Claudio Pizarro: Ikone beim Traditionsverein Werder Bremen – bei dem es zurzeit nicht so läuft Foto: dpa

Laut tönt es von Rang elf: „Die Tabellenposition ist nur ein Kriterium von vielen“, sagt Bernd Wahler. So wie der Präsident des VfB Stuttgart denken auch seine Kollegen von Platz 17 (Eintracht Frankfurt), Platz 14 (Werder Bremen), Platz 12 (Hamburger SV) und Platz 9 (1. FC Köln). Dass auch der derzeitige Drittplatzierte Hertha BSC sich in diese Vereinigung namens „Team Marktwert“ einreiht, verweist im Grunde nur darauf, wo sich die Berliner in der nächsten Saison sehen: eher im Mittelfeld.

Im „Team Marktwert“ haben sich sogenannte und selbsternannte Traditionsvereine versammelt, die bei dem bislang geltenden und stark am fußballerischen Erfolg orientierten Verteilungsschlüssel der TV-Einnahmen um künftige Erträge bangen; 35 Prozent des Fernsehgeldes wird nach Leistungskriterien verteilt.

Also wollen sie auch nach „Fanbasis, Beliebtheit, Bekanntheit, TV-Reichweite und Interaktionsraten in Social Media“ Geld kriegen. Und weil sich ein Teil der sich unter ihrem Marktwert verkauft wähnenden fußballerischen Marktwertschaftler in der nächsten Saison eine Klasse tiefer finden könnte, wird explizit die Zweite Bundesliga mit eingeladen, die Fernsehgelder künftig nicht mehr nur nach Leistung, sondern auch nach Klickzahlen zu bestimmen.

Eure Leistung darf sich nicht lohnen, rufen VfB, Werder, HSV, FC, Hertha und Eintracht nicht nur Vereinen wie Leverkusen oder Wolfsburg zu, sondern auch dem FC Bayern München, Borussia Dortmund oder Schalke 04, die ja interessanterweise gar nicht auf die Schnapsidee kommen, für sich die weinerliche Wir-sind-doch-auch-ein-Traditionsverein-Karte zu ziehen. Denen dürfte nämlich klar sein, dass „Tradition“, „Bekanntheit“ und „Fanbasis“ ziemlich wacklige Werte sind.

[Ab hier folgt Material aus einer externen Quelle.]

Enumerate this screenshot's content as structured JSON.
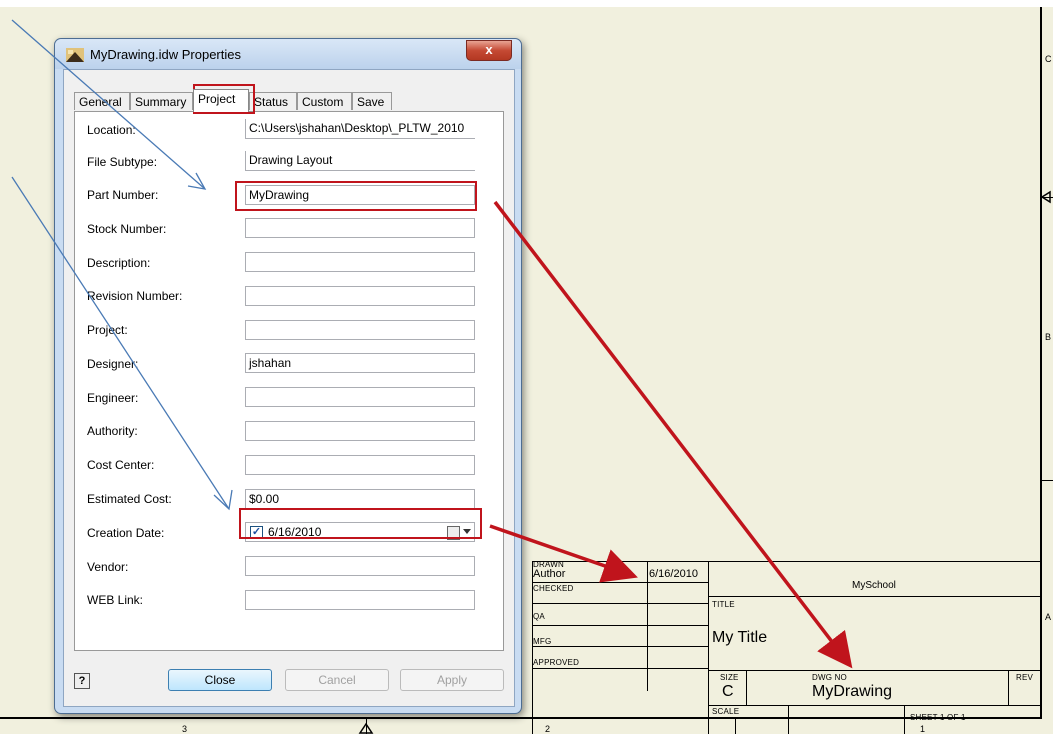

Was ist ein Traditionsverein?

Wenn Tradition betriebswirtschaftlich als Marke zählen und sich auszahlen soll, warum sollte dann in der Ersten und Zweiten Liga haltgemacht werden? Fanbasis und Klickzahlen hängen doch nicht von Spielklasse oder Tabellensituation ab. Warum sollten dann nicht Rot-Weiß Essen oder der FC Magdeburg mehr Geld fordern? Ähnlich wie Eintracht Frankfurt spielen die zwar nicht hochklassig, tragen aber einen großen Namen, sind mithin auch dafür verantwortlich, dass Fußball die Sportart Nummer eins in Deutschland werden konnte.

Wenn Hertha BSC auf seine Tradition pocht, warum sollten dann nicht auch andere Klubs dieser Stadt etwas einfordern dürfen: Tasmania oder TeBe, Blau-Weiß oder auch der BFC Dynamo mit mehr Meisterschaften und mehr Europapokalteilnahmen als Hertha? Und welcher ist überhaupt ein Traditionsverein? Den angeblich so wenig geschichtsbeladenen VfL Wolfsburg gibt es seit 1945, der schwer auf seine Geschichte pochende erste Bundesligameister 1. FC Köln hingegen wurde 1948 gegründet. Und ein als Retortenklub geltender Verein wie die TSG Hoffenheim hat sich ein 1899 in den Namen geschrieben.

Die aktuelle Diskussion ist sehr lehrreich: Ein Traditionsverein ist augenscheinlich einerseits dadurch definiert, dass er abstiegsbedroht ist oder damit rechnet, es bald zu sein. Und zum anderen erkennen wir solch einen geschichtsträchtigen Klub daran, dass er Mitglied des „Teams Marktwert“ geworden ist.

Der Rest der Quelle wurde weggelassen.